Question

In the figure AB and AC are two equal chords of a circle. Prove that the bisector of angle BAC passes through the centre of the circle...
Plz write the answer and don't write useless things... ​

Answer 1

Answer: Proved

Step-by-step explanation:

Let the two chords AB and AC are chords

centre of the circle O lies on the bisector of the ∠BAC

Now join BC

let the bisector of ∠ BAC intersect BC at P

Now from ΔAPB and ΔAPC

AB =AC

BAP =CAP

AP=AP

ΔAPB ≅  Δ APC

BP=CP and ∠APB=∠ APC     ( By CPCT)

Now ∠APB + ∠APC = 180° ( linear pair)

2 ∠APB = 180

∠APB = 180 / 2

∠APB = 90°

So.

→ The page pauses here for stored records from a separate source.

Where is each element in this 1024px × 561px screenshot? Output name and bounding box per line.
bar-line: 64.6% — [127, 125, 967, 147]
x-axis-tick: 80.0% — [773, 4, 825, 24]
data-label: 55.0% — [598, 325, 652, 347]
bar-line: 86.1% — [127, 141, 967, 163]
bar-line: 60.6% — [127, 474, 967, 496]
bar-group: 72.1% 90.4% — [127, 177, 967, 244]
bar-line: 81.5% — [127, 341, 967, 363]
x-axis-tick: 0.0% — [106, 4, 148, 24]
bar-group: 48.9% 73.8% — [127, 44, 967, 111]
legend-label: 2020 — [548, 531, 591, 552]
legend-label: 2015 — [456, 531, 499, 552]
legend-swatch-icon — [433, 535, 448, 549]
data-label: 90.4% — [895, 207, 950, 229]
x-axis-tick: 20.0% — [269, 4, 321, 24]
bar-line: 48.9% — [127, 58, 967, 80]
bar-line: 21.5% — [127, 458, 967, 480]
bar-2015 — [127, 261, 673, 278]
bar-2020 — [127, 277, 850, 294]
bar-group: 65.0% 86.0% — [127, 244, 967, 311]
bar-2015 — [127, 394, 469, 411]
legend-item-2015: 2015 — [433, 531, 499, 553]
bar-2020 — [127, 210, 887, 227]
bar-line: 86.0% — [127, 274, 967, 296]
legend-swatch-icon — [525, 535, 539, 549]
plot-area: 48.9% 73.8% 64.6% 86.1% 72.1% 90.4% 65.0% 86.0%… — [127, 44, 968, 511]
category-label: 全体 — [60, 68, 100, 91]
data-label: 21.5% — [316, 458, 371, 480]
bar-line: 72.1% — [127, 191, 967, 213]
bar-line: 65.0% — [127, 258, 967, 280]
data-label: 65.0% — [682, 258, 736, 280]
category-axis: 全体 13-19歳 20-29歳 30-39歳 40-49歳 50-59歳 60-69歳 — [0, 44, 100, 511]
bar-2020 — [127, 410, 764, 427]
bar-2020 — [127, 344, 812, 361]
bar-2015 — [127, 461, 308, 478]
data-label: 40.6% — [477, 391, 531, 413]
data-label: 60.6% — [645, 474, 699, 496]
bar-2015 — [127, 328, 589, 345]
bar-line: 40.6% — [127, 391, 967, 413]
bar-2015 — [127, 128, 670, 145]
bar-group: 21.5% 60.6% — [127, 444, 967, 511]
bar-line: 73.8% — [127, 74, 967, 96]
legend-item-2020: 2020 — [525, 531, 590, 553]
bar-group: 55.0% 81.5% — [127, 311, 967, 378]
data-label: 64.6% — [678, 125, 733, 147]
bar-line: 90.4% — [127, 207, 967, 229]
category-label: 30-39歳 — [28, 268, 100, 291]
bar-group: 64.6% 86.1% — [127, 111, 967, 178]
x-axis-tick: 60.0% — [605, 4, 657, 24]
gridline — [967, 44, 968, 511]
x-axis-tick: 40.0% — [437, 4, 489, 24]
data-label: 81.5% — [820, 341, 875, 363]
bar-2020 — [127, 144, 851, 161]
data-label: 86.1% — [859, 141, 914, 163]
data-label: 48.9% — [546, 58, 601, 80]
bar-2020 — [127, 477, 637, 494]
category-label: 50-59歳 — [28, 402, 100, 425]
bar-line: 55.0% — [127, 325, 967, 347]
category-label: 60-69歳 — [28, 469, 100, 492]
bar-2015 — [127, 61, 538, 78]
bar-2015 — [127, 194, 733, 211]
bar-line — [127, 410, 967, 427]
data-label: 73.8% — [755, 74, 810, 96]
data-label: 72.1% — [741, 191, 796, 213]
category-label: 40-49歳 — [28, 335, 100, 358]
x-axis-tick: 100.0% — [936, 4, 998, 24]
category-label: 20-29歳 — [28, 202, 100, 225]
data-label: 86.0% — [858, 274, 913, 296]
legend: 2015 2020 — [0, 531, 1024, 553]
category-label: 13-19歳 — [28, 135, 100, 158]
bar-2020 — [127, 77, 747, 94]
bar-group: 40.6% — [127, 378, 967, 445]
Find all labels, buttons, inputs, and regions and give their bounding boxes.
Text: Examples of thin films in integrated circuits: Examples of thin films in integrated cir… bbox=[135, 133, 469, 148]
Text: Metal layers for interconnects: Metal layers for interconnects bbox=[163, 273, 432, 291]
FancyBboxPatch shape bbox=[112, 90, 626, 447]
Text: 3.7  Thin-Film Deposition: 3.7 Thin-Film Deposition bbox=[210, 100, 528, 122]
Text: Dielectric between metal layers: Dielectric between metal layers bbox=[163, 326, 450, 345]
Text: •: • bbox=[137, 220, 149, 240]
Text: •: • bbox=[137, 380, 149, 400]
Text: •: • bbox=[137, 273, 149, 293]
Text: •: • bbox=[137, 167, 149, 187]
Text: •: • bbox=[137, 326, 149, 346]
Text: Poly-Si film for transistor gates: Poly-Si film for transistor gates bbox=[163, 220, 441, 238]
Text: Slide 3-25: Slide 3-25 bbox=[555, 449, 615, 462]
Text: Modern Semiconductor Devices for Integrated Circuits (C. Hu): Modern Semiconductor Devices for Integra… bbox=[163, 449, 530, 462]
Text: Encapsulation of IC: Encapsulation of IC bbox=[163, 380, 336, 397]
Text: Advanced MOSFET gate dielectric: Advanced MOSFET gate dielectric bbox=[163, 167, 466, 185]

BP =CP  ,

Hence AP is the perpendicular bisector of the chord BC and AP passes through the centre of the circle .

Answer 2

Step-by-step explanation:

• Show that ΔABM is congruent to ΔAMC.

• By C.P.C.T prove that angle ABM is equal to angle AMC & BM=MC.

• Then prove that AD is the perpendicular bisector of Chord BC.
• Theorem : only the line drawn through the centre of a circle to bisect the chord is perpendicular to the chord.